Güzel bir ortamdayız. Beraberliğimize gezimizdeki bir aile de katıldı. Tanışma ve hoşbeşten sonra konu şeker hastalığına, kişinin sorumluluk bilinciyle doktorların yönlendirişine geçti. Adı Simgeli Yıldırım (SY) olan arkadaşımız düşüncelerini sıralamaya başladı. Şekerden dolayı kulakları iyi işitmediği için olsa gerek (!) dinlemeye özen göstermeden kendi doğrultusunda sohbeti geliştirdi. Doktor İhsan örneğiyle kötü et veren kasabı yandaşlarıyla birlikte nasıl gereksiz yere beyin ameliyatına aldıklarını öykülendirdi. Güvensizliğini sergiledi. Konuşması ton ve renk olarak güzeldi. İnanç ve dinsel temalarla zenginleştiriyordu. Zarf iyiydi; mazruf biraz sıkıntı yaratsa da… Ortak zemine dönebilmek adına tek bir soru sordum “kitap okur musunuz ?“. Amcam ne olduysa bunu sanki hakaret gibi algıladı. Tüm sözlerinin kendine ait olduğunu ve hatta ne şiirler yazdığını söyledi. Gereksiz bir savunmaya geçti. Bir zamanlar Kars’ın genel müdürü olduğuna döndü.  Ortam gerilmeye başladı. Grubumuza grubun neş’e kaynağı Dr.Temel de katıldı. Çocuk eğitimde banyo pratiğine değindi. Grubumuza sevgili Erdinç’in eşi de katıldı. Sohbetin ana temasıyla “Tanrının Doğum Günü” kitabının ikimizin ortak yerinde bulunduğunu görünce arkadaşımın eşinin kitap okuma tutkusunu bir başka sevdim. Diyalog (anlam akışı) ta roller şekillenmeye başladı. Tam da David Kantor’un dört oyunculu sistemi ortaya çıktı (Hamle yapan / Muhalefet eden / Kenarda duran / Taraftarlık eden). Herşeye rağmen güzel gidiyorduk. Ancak nasıl olduysa SY bu kitap isminden sonra konuyu anlamsız şekilde tarikat ve Fethullah hocaya getirince Nezuş’un tepesi attı. Sesi yükseldi. Tanrı ve din konusunda farklılık gösteren, kişiselleşen doğruları bu beraberlikte konuşmak istemediğini öylesine kararlı ve sert biçimde ortaya koyduk ki… Görmek gerekirdi. Doğrudan SY’ı uyardı ve susturdu. Yazık oldu diyaloga; mükemmel bir fırsatı yitirdik. Neden bu noktaya geldi diyalog irdelemek gerek. Güzel bir case study olur. Ancak benim çıkardığım mesaj şu ki “Aferin Nezuş’a; tam da abisinin sevdiğim ikinci sözünün başarılı bir uygulaması“nı gerçekleştird. Birileri dikkatli olsunlar; bu günlerde piyango onlara da çıkabilir…
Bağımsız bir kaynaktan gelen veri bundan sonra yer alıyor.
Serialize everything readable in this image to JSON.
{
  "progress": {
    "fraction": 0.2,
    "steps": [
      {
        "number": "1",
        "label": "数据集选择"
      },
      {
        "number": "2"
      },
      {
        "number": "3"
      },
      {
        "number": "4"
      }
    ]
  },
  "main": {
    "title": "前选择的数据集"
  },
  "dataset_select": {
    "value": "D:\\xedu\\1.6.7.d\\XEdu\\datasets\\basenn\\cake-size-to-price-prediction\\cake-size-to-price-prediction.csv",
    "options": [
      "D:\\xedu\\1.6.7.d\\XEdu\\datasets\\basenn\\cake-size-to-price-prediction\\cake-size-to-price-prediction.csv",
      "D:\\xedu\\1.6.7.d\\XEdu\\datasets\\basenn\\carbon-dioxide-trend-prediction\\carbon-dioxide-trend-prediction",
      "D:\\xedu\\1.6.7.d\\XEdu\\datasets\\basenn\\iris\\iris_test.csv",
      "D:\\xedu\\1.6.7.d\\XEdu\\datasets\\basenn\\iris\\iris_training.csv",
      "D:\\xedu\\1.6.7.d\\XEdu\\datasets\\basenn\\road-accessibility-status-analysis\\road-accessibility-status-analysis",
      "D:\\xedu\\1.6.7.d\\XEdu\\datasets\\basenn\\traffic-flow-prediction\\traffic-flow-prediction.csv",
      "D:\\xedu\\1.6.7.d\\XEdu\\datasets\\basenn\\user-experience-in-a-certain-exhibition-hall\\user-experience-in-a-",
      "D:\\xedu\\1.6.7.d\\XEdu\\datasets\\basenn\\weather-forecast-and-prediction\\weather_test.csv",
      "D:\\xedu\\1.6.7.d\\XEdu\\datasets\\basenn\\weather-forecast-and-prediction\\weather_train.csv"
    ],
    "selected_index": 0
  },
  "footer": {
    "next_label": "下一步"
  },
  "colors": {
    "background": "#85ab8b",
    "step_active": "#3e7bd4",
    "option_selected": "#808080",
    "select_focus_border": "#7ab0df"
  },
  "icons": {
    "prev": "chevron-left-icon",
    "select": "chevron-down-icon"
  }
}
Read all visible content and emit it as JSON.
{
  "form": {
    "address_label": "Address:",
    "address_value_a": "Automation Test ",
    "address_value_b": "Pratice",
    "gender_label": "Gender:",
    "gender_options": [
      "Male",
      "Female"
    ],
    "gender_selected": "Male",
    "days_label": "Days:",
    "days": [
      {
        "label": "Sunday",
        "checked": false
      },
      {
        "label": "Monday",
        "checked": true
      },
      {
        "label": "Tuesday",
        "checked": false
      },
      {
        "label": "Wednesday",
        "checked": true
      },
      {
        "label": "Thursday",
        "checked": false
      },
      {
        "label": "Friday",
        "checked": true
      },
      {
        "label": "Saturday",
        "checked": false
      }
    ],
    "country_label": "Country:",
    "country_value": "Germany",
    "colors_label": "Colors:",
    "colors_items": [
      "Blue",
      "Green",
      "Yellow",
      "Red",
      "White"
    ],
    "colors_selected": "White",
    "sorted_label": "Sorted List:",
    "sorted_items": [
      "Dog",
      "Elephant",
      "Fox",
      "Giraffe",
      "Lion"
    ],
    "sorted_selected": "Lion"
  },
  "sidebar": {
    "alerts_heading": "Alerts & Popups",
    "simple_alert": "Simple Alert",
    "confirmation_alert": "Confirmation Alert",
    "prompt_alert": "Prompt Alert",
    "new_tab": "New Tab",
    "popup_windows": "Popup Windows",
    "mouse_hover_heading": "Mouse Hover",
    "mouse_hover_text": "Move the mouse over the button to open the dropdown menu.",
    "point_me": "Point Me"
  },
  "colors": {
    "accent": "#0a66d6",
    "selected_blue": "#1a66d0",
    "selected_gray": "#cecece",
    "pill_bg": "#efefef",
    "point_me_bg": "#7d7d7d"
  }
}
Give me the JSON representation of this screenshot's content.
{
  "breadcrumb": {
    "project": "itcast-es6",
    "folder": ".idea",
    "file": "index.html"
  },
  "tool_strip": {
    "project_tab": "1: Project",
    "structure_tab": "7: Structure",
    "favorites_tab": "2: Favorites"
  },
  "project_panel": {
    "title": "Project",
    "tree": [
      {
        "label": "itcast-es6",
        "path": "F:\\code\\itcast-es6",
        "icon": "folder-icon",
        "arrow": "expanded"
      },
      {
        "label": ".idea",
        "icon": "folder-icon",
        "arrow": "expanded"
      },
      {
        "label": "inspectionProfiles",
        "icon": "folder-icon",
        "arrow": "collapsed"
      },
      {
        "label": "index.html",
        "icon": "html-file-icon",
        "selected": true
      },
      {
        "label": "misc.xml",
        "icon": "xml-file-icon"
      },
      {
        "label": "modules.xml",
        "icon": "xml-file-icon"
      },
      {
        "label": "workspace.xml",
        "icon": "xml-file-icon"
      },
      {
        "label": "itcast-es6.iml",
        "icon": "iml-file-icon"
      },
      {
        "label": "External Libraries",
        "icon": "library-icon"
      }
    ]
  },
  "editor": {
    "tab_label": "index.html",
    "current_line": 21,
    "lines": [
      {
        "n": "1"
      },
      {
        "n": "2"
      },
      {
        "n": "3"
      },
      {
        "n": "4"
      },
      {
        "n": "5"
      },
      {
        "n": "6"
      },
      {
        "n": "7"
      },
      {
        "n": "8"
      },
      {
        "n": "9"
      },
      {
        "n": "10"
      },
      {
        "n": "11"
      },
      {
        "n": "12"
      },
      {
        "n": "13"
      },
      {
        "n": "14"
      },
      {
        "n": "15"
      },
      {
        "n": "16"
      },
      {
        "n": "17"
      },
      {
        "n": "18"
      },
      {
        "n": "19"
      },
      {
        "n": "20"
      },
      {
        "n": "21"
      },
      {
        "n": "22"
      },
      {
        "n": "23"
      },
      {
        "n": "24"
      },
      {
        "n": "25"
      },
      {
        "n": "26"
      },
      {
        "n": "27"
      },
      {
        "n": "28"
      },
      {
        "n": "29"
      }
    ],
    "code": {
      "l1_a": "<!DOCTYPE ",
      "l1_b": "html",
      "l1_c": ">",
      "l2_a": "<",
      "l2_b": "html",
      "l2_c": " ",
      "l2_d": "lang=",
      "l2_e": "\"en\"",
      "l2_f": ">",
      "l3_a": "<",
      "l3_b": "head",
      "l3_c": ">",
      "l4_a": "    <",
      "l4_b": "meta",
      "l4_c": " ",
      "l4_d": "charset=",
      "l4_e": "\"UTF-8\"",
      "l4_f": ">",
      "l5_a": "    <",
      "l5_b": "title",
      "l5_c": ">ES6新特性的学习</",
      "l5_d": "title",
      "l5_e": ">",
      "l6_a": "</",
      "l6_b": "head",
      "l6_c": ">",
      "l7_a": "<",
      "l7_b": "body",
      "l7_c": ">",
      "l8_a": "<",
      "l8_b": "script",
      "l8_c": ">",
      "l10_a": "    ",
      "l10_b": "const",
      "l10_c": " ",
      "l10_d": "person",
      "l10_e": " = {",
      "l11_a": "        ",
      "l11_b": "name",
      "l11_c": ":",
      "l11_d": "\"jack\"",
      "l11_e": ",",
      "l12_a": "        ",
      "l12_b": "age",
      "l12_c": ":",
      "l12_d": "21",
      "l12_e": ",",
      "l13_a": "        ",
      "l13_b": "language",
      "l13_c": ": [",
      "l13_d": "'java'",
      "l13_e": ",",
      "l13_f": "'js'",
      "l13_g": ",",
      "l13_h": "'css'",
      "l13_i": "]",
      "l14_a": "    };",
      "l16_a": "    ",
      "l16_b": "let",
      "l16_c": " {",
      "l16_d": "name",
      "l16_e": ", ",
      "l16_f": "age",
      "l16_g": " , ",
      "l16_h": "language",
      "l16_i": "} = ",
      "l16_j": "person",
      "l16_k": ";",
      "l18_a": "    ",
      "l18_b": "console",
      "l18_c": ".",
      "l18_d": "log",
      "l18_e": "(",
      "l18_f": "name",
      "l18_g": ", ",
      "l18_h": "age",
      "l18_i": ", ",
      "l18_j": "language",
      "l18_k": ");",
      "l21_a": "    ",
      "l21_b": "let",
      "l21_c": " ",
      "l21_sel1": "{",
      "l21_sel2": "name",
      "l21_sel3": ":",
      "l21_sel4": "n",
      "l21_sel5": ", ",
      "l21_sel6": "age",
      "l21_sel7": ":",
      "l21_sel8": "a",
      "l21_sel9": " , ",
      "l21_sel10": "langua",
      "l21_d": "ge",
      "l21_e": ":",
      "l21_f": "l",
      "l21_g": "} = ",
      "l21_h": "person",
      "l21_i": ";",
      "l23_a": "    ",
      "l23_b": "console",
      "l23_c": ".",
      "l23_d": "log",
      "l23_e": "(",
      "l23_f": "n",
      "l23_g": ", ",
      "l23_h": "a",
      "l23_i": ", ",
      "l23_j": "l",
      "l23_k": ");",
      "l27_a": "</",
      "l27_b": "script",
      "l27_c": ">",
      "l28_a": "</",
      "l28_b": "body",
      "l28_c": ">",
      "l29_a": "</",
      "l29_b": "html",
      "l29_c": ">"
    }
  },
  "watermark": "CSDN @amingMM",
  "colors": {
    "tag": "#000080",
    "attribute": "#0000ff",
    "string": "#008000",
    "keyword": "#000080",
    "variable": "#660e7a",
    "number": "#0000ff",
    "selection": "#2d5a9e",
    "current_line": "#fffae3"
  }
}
Yine de yiten fırsata; daha sonra kaçan gözlere,verilmeyen selamlara üzüldük. Her işte bir hayır vardır. Gelelim benim çıkarımıma: Hakedilen yanıtı herkes er ya da geç mutlaka alacaktır. Bu, bugün hala ısrarla yapmaya çalıştıklarımdan dolayı benim için de geçerlidir bu uyarı. Razıyım ve hazırım.

Görelim Mevlam neyler, neylerse güzel eyler.